Linda Dini Jenkins is the author of Becoming Italian: Chapter & Verse from an Italian American Girl and Up at the Villa: Travels with my Husband. Her poetry has been published in Voices in Italian Americana (VIA), Ovunque Siamo, and Poeti italo-americani e italocanadesi, among others. She is a contributor and Copy Editor for Abruzzissimo Magazine and a contributing writer for The Adventures of the Baker’s Daughter. She lives in Peterborough, New Hampshire and Sulmona (Abruzzo), Italy.
PRAISE:
There is a beauty and wisdom to Linda Dini Jenkins’ collection How Way Leads on to Way that is both breathtaking and disarming. Her poems cross countries, continents, and time. With a casual grace and carefully considered steps, she takes her readers along on her search for her rightful and spiritual home. Is she a gypsy carrying pieces of each place she has moved to, through, and from to the next place and then the next? Or leaving breadcrumbs, the smallest bits of herself, behind? Her words kept me moving with her, grateful to see people and places through her eyes, to see the everyday as extraordinary, and to see those people and things overlooked and unobserved by others as heroic. I want to meet the impish octogenarian of “Pineapple Weed” and to smell that plant gardeners yank out and toss away. In Linda’s deft hand, it becomes clear it—as all of us—deserves to be seen, understood, and loved. How Way Leads on to Way is a book to be cherished, read again, and again, and will hopefully help me to know whether where I landed in life is truly where I wanted to be.
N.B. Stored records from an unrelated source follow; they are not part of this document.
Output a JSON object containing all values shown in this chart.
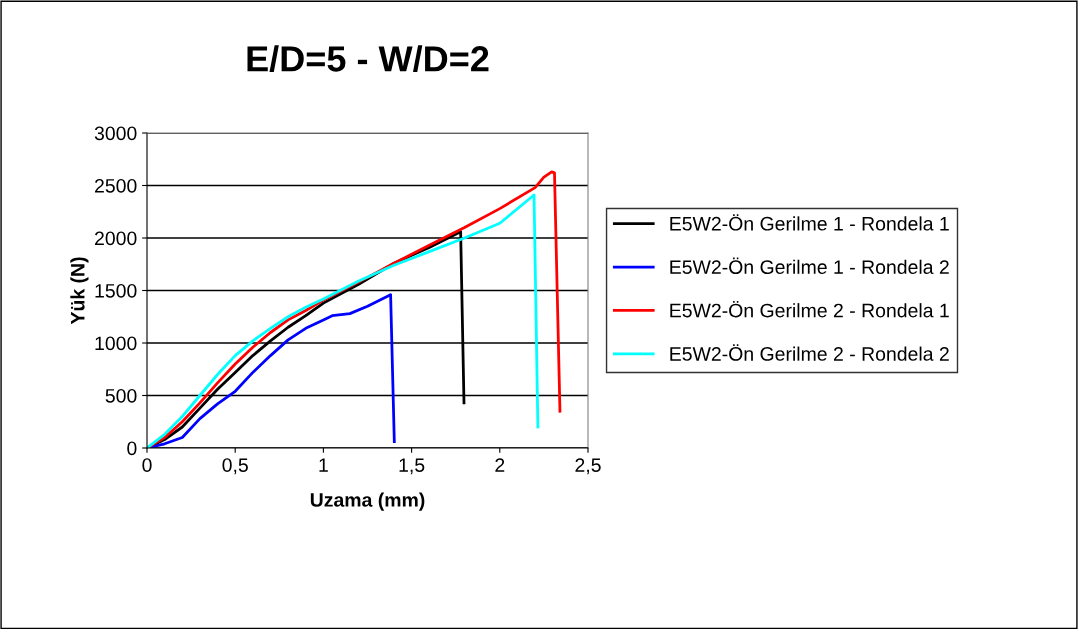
{
  "chart_data": {
    "type": "line",
    "title": "E/D=5 - W/D=2",
    "xlabel": "Uzama (mm)",
    "ylabel": "Yük (N)",
    "xlim": [
      0,
      2.5
    ],
    "xticks": [
      {
        "value": 0,
        "label": "0"
      },
      {
        "value": 0.5,
        "label": "0,5"
      },
      {
        "value": 1,
        "label": "1"
      },
      {
        "value": 1.5,
        "label": "1,5"
      },
      {
        "value": 2,
        "label": "2"
      },
      {
        "value": 2.5,
        "label": "2,5"
      }
    ],
    "ylim": [
      0,
      3000
    ],
    "yticks": [
      0,
      500,
      1000,
      1500,
      2000,
      2500,
      3000
    ],
    "grid": "y",
    "legend": "right",
    "marker": "none",
    "line_style": "solid",
    "series": [
      {
        "name": "E5W2-Ön Gerilme 1 - Rondela 1",
        "color": "#000000",
        "x": [
          0,
          0.1,
          0.2,
          0.3,
          0.4,
          0.5,
          0.6,
          0.7,
          0.8,
          0.9,
          1.0,
          1.2,
          1.4,
          1.6,
          1.778,
          1.797
        ],
        "values": [
          0,
          80,
          200,
          380,
          560,
          720,
          880,
          1020,
          1150,
          1260,
          1380,
          1560,
          1760,
          1910,
          2060,
          430
        ]
      },
      {
        "name": "E5W2-Ön Gerilme 1 - Rondela 2",
        "color": "#0000ff",
        "x": [
          0,
          0.1,
          0.2,
          0.3,
          0.4,
          0.5,
          0.6,
          0.7,
          0.8,
          0.9,
          1.0,
          1.05,
          1.15,
          1.25,
          1.381,
          1.402
        ],
        "values": [
          0,
          40,
          100,
          280,
          420,
          540,
          720,
          880,
          1030,
          1140,
          1220,
          1260,
          1280,
          1350,
          1460,
          60
        ]
      },
      {
        "name": "E5W2-Ön Gerilme 2 - Rondela 1",
        "color": "#ff0000",
        "x": [
          0,
          0.1,
          0.2,
          0.3,
          0.4,
          0.5,
          0.6,
          0.7,
          0.8,
          0.9,
          1.0,
          1.2,
          1.4,
          1.6,
          1.8,
          2.0,
          2.2,
          2.25,
          2.294,
          2.31,
          2.341
        ],
        "values": [
          0,
          100,
          250,
          430,
          620,
          800,
          960,
          1100,
          1220,
          1310,
          1410,
          1580,
          1760,
          1930,
          2100,
          2280,
          2480,
          2580,
          2630,
          2620,
          350
        ]
      },
      {
        "name": "E5W2-Ön Gerilme 2 - Rondela 2",
        "color": "#00ffff",
        "x": [
          0,
          0.1,
          0.2,
          0.3,
          0.4,
          0.5,
          0.6,
          0.7,
          0.8,
          0.9,
          1.0,
          1.2,
          1.4,
          1.6,
          1.8,
          2.0,
          2.194,
          2.216
        ],
        "values": [
          0,
          130,
          300,
          500,
          700,
          880,
          1020,
          1140,
          1250,
          1340,
          1420,
          1590,
          1740,
          1870,
          2000,
          2140,
          2410,
          200
        ]
      }
    ]
  }
}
–Barbara Worton, author, Chatterbox: Stories from a Noisy Life
How Way Leads on to Way is an intriguing book of dreams, haunting music, and mystery in a stark world flecked with color. With a clarity of vision and precise language, Linda Dini Jenkins brings us wistfully to places where a weed smells of pineapple, a fence strung with keys seeks “memories to unlock,” and a child sings at the front of a train car passing dying olive groves as an emblem of hope. The title’s nod to Frost calls up memory as transformation and the intertwined nature of our shared history as, through its portrait of Cambridge as a “melting pot that never really melts,” of Chelsea’s sleeplessness and underground work trains, of Richmond’s light and Utah’s mountains, all set against the ever-present backdrop of Italy and Italian heritage, the vivid imagery and nostalgia of each poem focus on the ruin time can cause and the ways that we must sustain our humanity. How Way Leads on to Way feels rich and intricate, an immersive journey to place, past, emotion and loss. By the conclusion of this dazzling collection, Dini Jenkins reminds us, “Our tea has cooled, but we drink it still.”
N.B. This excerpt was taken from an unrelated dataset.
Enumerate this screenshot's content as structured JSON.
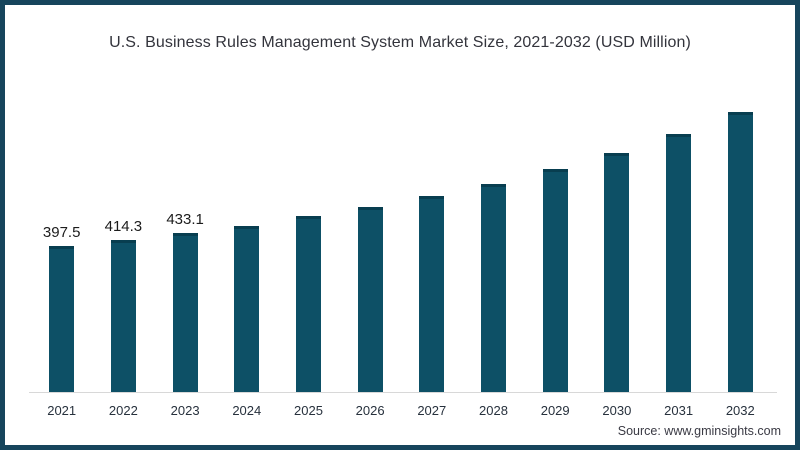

–Jennifer Militello, Poet Laureate of New Hampshire
From Memorial Drive in Cambridge to the Russian puppeteer in Harvard Square to the Cloisters and Coney Island and across the Atlantic to her beloved Abruzzo, Linda Dini Jenkins takes her readers to mysterious dreams that hurtle, race and enlighten in her latest chapbook, How Way Leads on to Way. When she encounters “… the artist who thinks the crows are taking over the world…” she sees past the wingspans that populate his canvasses to the heart of the matter: “the cacophony of conspiracy …” because she knows the way to her own gypsy heart that persuades her to leave home to find home time and again.